Academy had sent a letter earlier standing by its decision
For those unaware, the Academy had sent a letter to its members on Wednesday, February 13, which defended its decision to present the awards for the four categories during commercial breaks while acceptance speeches from winners would be aired later during the broadcast.
New ASC statement rips into Academy's letter of justification
A new statement by the ASC attacks the specifics of the Academy's letter, arguing, "The act of handing out certain awards during commercial breaks...is most certainly depicting these categories in a lesser light than those being honored live...". It concluded, "The mission...honor our achievements. Please reverse this decision...and honor all filmmakers in the main broadcast, as the Academy has always done in the past".

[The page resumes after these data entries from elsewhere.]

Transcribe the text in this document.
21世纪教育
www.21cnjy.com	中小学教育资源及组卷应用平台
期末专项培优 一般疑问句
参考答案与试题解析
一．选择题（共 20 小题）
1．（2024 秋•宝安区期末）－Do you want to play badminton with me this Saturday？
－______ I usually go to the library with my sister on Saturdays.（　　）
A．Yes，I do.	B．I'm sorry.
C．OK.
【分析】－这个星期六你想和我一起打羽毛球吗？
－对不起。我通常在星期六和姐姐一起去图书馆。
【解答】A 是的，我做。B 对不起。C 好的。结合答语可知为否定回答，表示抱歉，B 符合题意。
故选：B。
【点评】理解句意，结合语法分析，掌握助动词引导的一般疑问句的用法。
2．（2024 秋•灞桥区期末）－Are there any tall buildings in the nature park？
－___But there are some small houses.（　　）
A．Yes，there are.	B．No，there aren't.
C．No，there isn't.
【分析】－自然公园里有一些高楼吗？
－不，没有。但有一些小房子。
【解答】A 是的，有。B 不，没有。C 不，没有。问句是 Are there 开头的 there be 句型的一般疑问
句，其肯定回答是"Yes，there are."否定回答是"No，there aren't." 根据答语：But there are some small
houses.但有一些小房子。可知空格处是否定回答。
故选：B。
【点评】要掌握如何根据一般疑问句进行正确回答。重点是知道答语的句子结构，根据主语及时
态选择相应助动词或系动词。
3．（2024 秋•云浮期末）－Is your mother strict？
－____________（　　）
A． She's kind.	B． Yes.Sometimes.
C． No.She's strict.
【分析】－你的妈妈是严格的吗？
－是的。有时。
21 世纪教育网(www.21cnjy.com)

ASC criticized Academy's claim that cinematographers' branch agreed to decision
ASC also criticized Academy's claims that cinematographers branch 'volunteered' to have the category presented during commercials, saying, "It seems that almost no one knew much about this nor were any of the members at large consulted or allowed to weigh in (vote) in advance of the decision". As discontent rises before Oscars, it will be interesting to see if the Academy reverses its decision.